Chanceler dos EUA viaja à Turquia em contexto de tensão pela Síria

Ancara, 15 Fev 2018 (AFP) - O chefe da diplomacia americana, Rex Tillerson, chegou nesta quinta-feira a Turquia em um clima de tensão provocado pela ofensiva turca contra a milícia curda no norte da Síria.

O secretário de Estado jantará com o presidente turco Recep Tayyip Erdogan antes de se reunir, na sexta, com seu colega Mevlüt Cavusoglu.

Depois de uma viagem pelo Oriente Médio, a etapa turca se apresenta como a mais complicada para Tillerson.

"Nossas relações estão em um momento muito crítico.

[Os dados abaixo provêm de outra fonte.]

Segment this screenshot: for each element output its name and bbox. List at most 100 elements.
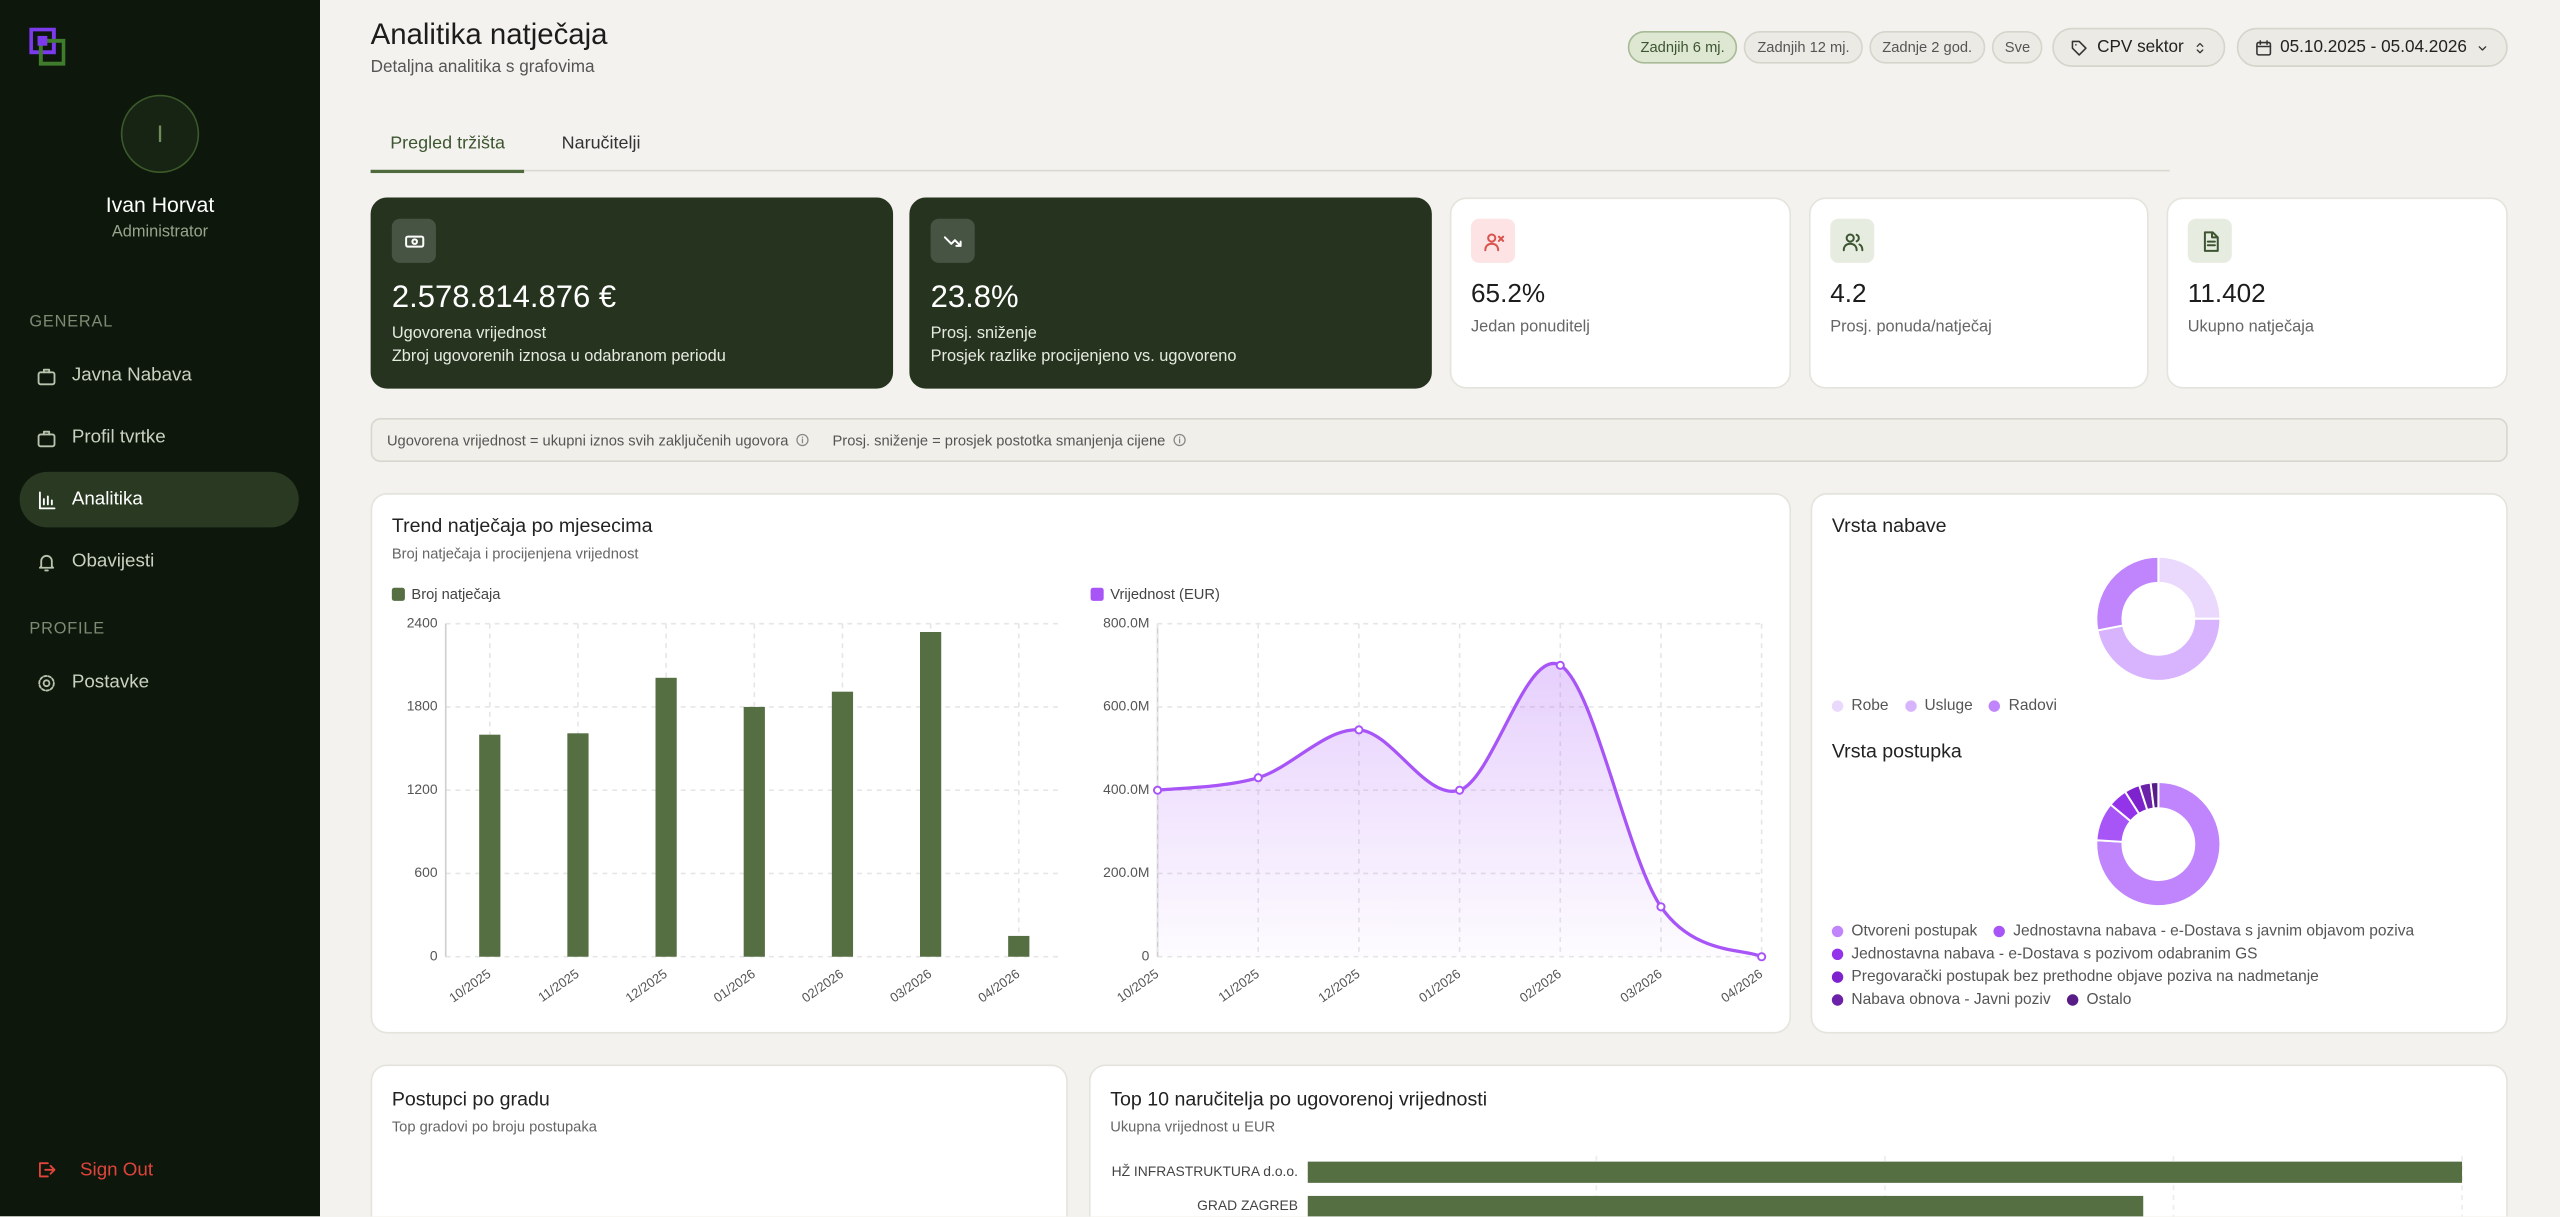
sidebar: [0, 0, 320, 1217]
nav-label: Javna Nabava: [71, 365, 192, 386]
nav-item[interactable]: Profil tvrtke: [20, 410, 299, 466]
info-bar: Ugovorena vrijednost = ukupni iznos svih…: [370, 417, 2508, 463]
legend-item: Radovi: [1989, 697, 2057, 715]
icon: [2203, 230, 2218, 252]
icon: [38, 490, 56, 509]
card-title: Top 10 naručitelja po ugovorenoj vrijedn…: [1110, 1087, 1488, 1111]
kpi-card: 2.578.814.876 € Ugovorena vrijednost Zbroj…: [370, 197, 894, 389]
icon: [38, 1162, 56, 1178]
kpi-note: Prosjek razlike procijenjeno vs. ugovore…: [930, 347, 1237, 366]
nav-item[interactable]: Obavijesti: [20, 534, 299, 590]
legend-label: Usluge: [1924, 697, 1973, 716]
sign-out-label: Sign Out: [80, 1160, 154, 1180]
legend-label: Ostalo: [2086, 991, 2132, 1009]
kpi-icon: [391, 218, 436, 263]
card-subtitle: Broj natječaja i procijenjena vrijednost: [391, 545, 639, 562]
date-range[interactable]: 05.10.2025 - 05.04.2026: [2236, 27, 2508, 67]
period-chip[interactable]: Sve: [1991, 31, 2044, 64]
legend-swatch: [1989, 700, 2001, 712]
tab[interactable]: Naručitelji: [561, 133, 641, 154]
nav-label: Obavijesti: [71, 551, 155, 572]
tab-baseline: [370, 169, 2170, 172]
user-role: Administrator: [111, 223, 209, 242]
legend: Robe Usluge Radovi: [1831, 697, 2436, 716]
legend-label: Jednostavna nabava - e-Dostava s javnim …: [2013, 922, 2415, 941]
legend-item: Ostalo: [2066, 991, 2132, 1009]
legend-swatch: [1831, 700, 1844, 712]
info-item: Prosj. sniženje = prosjek postotka smanj…: [832, 432, 1186, 448]
kpi-card: 4.2 Prosj. ponuda/natječaj: [1808, 197, 2149, 389]
icon: [37, 429, 56, 447]
icon: [1173, 433, 1186, 447]
legend-item: Jednostavna nabava - e-Dostava s javnim …: [1993, 922, 2415, 941]
period-chip[interactable]: Zadnjih 6 mj.: [1627, 31, 1738, 64]
kpi-value: 2.578.814.876 €: [391, 280, 617, 316]
avatar: I: [120, 94, 200, 174]
info-item: Ugovorena vrijednost = ukupni iznos svih…: [387, 432, 810, 448]
kpi-note: Zbroj ugovorenih iznosa u odabranom peri…: [391, 347, 726, 366]
legend-item: Jednostavna nabava - e-Dostava s pozivom…: [1831, 945, 2258, 964]
card-title: Postupci po gradu: [391, 1087, 550, 1111]
legend-item: Robe: [1831, 697, 1889, 716]
info-text: Prosj. sniženje = prosjek postotka smanj…: [832, 431, 1166, 449]
icon: [1483, 232, 1504, 251]
kpi-value: 23.8%: [930, 280, 1019, 316]
logo: [29, 27, 66, 66]
kpi-label: Prosj. ponuda/natječaj: [1830, 318, 1992, 337]
icon: [404, 234, 424, 247]
nav-item[interactable]: Javna Nabava: [20, 348, 299, 404]
user-name: Ivan Horvat: [105, 192, 215, 218]
kpi-card: 11.402 Ukupno natječaja: [2166, 197, 2508, 389]
city-card: [370, 1064, 1068, 1217]
legend-item: Usluge: [1904, 697, 1973, 716]
card-subtitle: Top gradovi po broju postupaka: [391, 1118, 597, 1135]
card-subtitle: Ukupna vrijednost u EUR: [1110, 1118, 1276, 1135]
nav-label: Profil tvrtke: [71, 427, 166, 448]
tab[interactable]: Pregled tržišta: [370, 127, 525, 174]
legend-label: Robe: [1851, 697, 1889, 716]
kpi-card: 65.2% Jedan ponuditelj: [1449, 197, 1792, 389]
kpi-icon: [930, 218, 975, 263]
kpi-value: 11.402: [2187, 280, 2266, 309]
card-title: Trend natječaja po mjesecima: [391, 514, 653, 538]
sector-select[interactable]: CPV sektor: [2052, 27, 2225, 67]
legend: Otvoreni postupak Jednostavna nabava - e-…: [1831, 922, 2436, 1009]
kpi-icon: [1471, 218, 1516, 263]
kpi-label: Ukupno natječaja: [2187, 318, 2314, 337]
sector-label: CPV sektor: [2097, 37, 2184, 58]
legend-label: Pregovarački postupak bez prethodne obja…: [1851, 968, 2319, 987]
legend-item: Otvoreni postupak: [1831, 922, 1978, 941]
period-chip[interactable]: Zadnjih 12 mj.: [1744, 31, 1863, 64]
trend-card: [370, 493, 1792, 1034]
icon: [2255, 39, 2271, 55]
icon: [1841, 232, 1863, 251]
nav-label: Analitika: [71, 489, 143, 510]
page-subtitle: Detaljna analitika s grafovima: [370, 57, 595, 77]
legend-swatch: [2066, 994, 2079, 1006]
period-chip[interactable]: Zadnje 2 god.: [1869, 31, 1986, 64]
legend-swatch: [1831, 948, 1844, 960]
kpi-value: 65.2%: [1471, 280, 1546, 309]
legend-label: Otvoreni postupak: [1851, 922, 1978, 941]
nav-section-title: PROFILE: [29, 620, 105, 639]
nav-section-title: GENERAL: [29, 313, 114, 332]
sign-out[interactable]: Sign Out: [36, 1159, 153, 1180]
icon: [2478, 45, 2487, 50]
nav-label: Postavke: [71, 672, 150, 693]
card-title: Vrsta postupka: [1831, 739, 1962, 763]
icon: [2072, 39, 2088, 55]
legend-label: Jednostavna nabava - e-Dostava s pozivom…: [1851, 945, 2258, 964]
card-title: Vrsta nabave: [1831, 514, 1947, 538]
nav-item[interactable]: Analitika: [19, 471, 299, 528]
icon: [943, 235, 961, 247]
filter-bar: Zadnjih 6 mj. Zadnjih 12 mj. Zadnje 2 god.…: [1627, 27, 2508, 67]
kpi-value: 4.2: [1830, 280, 1867, 309]
nav-item[interactable]: Postavke: [20, 655, 299, 711]
icon: [38, 674, 55, 691]
kpi-label: Prosj. sniženje: [930, 324, 1037, 343]
legend-swatch: [1831, 994, 1844, 1006]
legend-label: Nabava obnova - Javni poziv: [1851, 991, 2051, 1009]
kpi-icon: [2187, 218, 2232, 263]
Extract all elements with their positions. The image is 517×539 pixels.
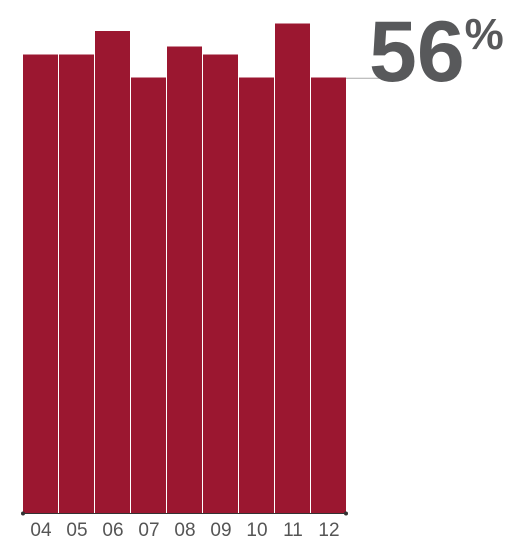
x-axis-left-end-dot: [21, 511, 25, 516]
x-tick-label-06: 06: [102, 520, 123, 539]
x-tick-label-08: 08: [174, 520, 195, 539]
bar-05: [59, 54, 94, 514]
bars-group: [23, 23, 346, 514]
x-tick-label-07: 07: [138, 520, 159, 539]
x-tick-label-04: 04: [30, 520, 52, 539]
bar-10: [239, 77, 274, 514]
bar-12: [311, 77, 346, 514]
bar-08: [167, 46, 202, 514]
x-tick-label-11: 11: [283, 520, 303, 539]
x-tick-labels: 04 05 06 07 08 09 10 11 12: [30, 520, 339, 539]
bar-06: [95, 31, 130, 513]
bar-11: [275, 23, 310, 514]
bar-07: [131, 77, 166, 514]
x-tick-label-05: 05: [66, 520, 87, 539]
highlight-value-number: 56: [369, 4, 465, 100]
x-tick-label-12: 12: [318, 520, 339, 539]
bar-09: [203, 54, 238, 514]
x-axis-right-end-dot: [344, 511, 348, 516]
highlight-value-label: 56%: [369, 4, 504, 100]
bar-04: [23, 54, 58, 514]
highlight-value-unit: %: [465, 10, 504, 59]
x-tick-label-10: 10: [246, 520, 267, 539]
x-tick-label-09: 09: [210, 520, 231, 539]
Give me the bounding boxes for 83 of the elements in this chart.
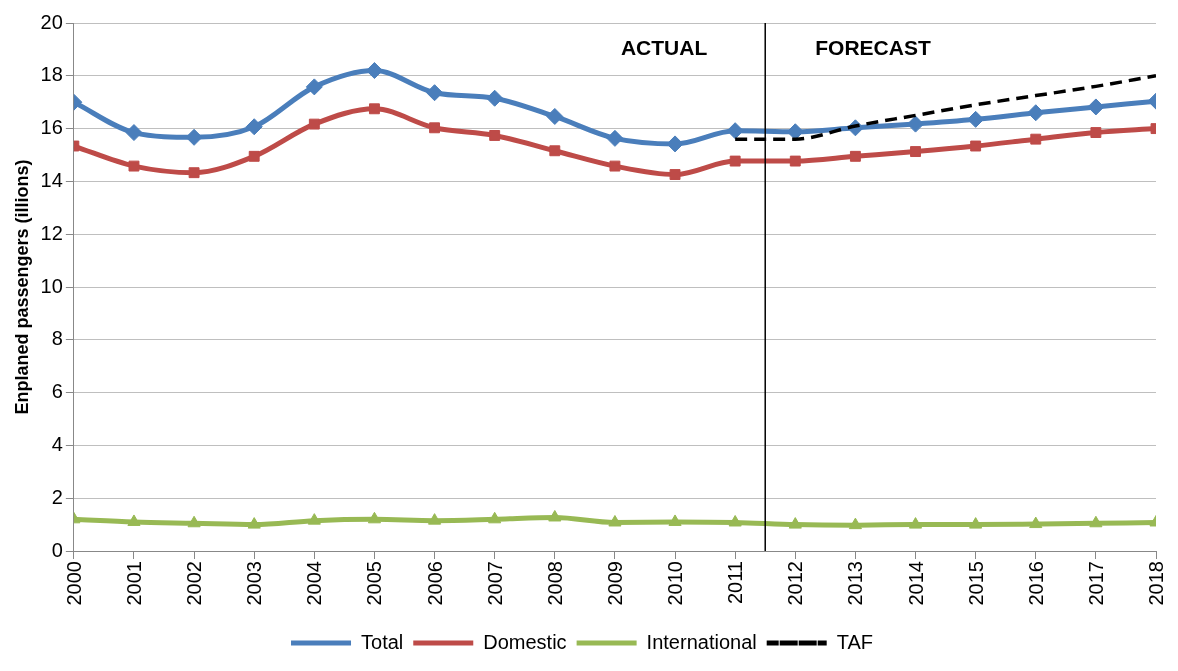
legend-label: Total: [361, 630, 404, 653]
x-tick-label: 2007: [483, 561, 506, 606]
point: [486, 89, 504, 107]
legend-label: TAF: [836, 630, 873, 653]
point: [970, 140, 982, 152]
point: [969, 517, 983, 529]
y-tick-label: 6: [51, 380, 63, 403]
point: [788, 517, 802, 529]
y-tick-label: 2: [51, 485, 63, 508]
point: [908, 517, 923, 529]
point: [728, 514, 742, 527]
x-tick-label: 2008: [543, 561, 566, 606]
point: [1087, 98, 1105, 116]
point: [307, 513, 321, 525]
point: [247, 517, 261, 529]
point: [549, 145, 561, 157]
y-tick-label: 0: [51, 538, 63, 561]
point: [669, 169, 681, 180]
x-tick-label: 2006: [423, 561, 446, 606]
point: [789, 155, 801, 167]
point: [185, 128, 203, 146]
point: [609, 160, 621, 172]
point: [849, 150, 861, 162]
y-tick-label: 18: [40, 63, 63, 86]
point: [248, 150, 260, 162]
x-tick-label: 2001: [122, 561, 145, 606]
point: [726, 122, 744, 140]
point: [367, 511, 382, 524]
point: [729, 155, 741, 167]
x-tick-label: 2002: [183, 561, 206, 606]
point: [187, 515, 201, 528]
y-tick-label: 16: [40, 116, 63, 139]
y-tick-label: 8: [51, 327, 63, 350]
point: [305, 78, 323, 96]
point: [428, 513, 442, 525]
x-tick-label: 2013: [844, 561, 867, 606]
x-tick-label: 2009: [603, 561, 626, 606]
x-tick-label: 2004: [303, 561, 326, 606]
point: [910, 146, 921, 158]
x-tick-label: 2005: [363, 561, 386, 606]
x-tick-label: 2014: [904, 561, 927, 606]
point: [848, 517, 862, 530]
x-tick-label: 2016: [1024, 561, 1047, 606]
point: [488, 511, 502, 524]
point: [1029, 516, 1043, 529]
x-tick-label: 2010: [664, 561, 687, 606]
x-tick-label: 2018: [1145, 561, 1167, 606]
y-tick-label: 14: [40, 168, 63, 191]
point: [1027, 104, 1045, 122]
point: [128, 160, 140, 172]
annotation: FORECAST: [815, 36, 931, 60]
point: [548, 509, 562, 522]
point: [1090, 127, 1102, 139]
x-tick-label: 2000: [62, 561, 85, 606]
annotation: ACTUAL: [620, 36, 708, 60]
point: [125, 124, 143, 142]
point: [1030, 133, 1042, 145]
x-tick-label: 2012: [784, 561, 807, 606]
point: [188, 167, 200, 179]
x-tick-label: 2015: [964, 561, 987, 606]
y-tick-label: 10: [40, 274, 63, 297]
point: [546, 107, 564, 125]
point: [308, 118, 320, 130]
x-tick-label: 2011: [724, 561, 747, 605]
point: [429, 122, 441, 134]
point: [245, 118, 263, 136]
point: [668, 514, 682, 526]
x-tick-label: 2003: [243, 561, 266, 606]
y-tick-label: 12: [40, 221, 63, 244]
y-axis-title: Enplaned passengers (illions): [11, 159, 32, 415]
legend-label: International: [646, 630, 757, 653]
y-tick-label: 20: [40, 10, 63, 33]
point: [127, 514, 141, 526]
point: [489, 130, 501, 141]
x-tick-label: 2017: [1084, 561, 1107, 606]
point: [606, 129, 624, 147]
legend-label: Domestic: [483, 630, 567, 653]
y-tick-label: 4: [51, 432, 63, 455]
point: [426, 84, 444, 102]
point: [369, 103, 380, 115]
point: [608, 514, 622, 527]
point: [1089, 515, 1103, 528]
point: [907, 115, 925, 133]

Ou melhoramos nossas relações ou elas vão desabar completamente", alertou Cavusoglu esta semana.

"A conversa vai ser difícil", admite uma fonte de Washington, assinalando que Ancara está muito exaltada por causa da Síria e de outras disputas que danificam as relações com Washington.

O principal motivo de discórdia entre os dois países é a operação militar que as tropas turcas lançaram em 20 de janeiro contra as Unidades de Proteção Popular (YPG) curdas no encrave de Afrin, norte da Síria.

As YPG, classificadas pelo governo turco de terroristas, são um aliado-chave dos Estados Unidos na luta contra o grupo Estado Islâmico (EI).

Depois de vários pedidos de moderação, Tillerson protestou contra a operação turca que, segundo ele, desvia as forças antijihadistas de seu combate prioritário, já que as tropas curdas abandoaram o leste da Síria para ajudar as YPG em Afrin.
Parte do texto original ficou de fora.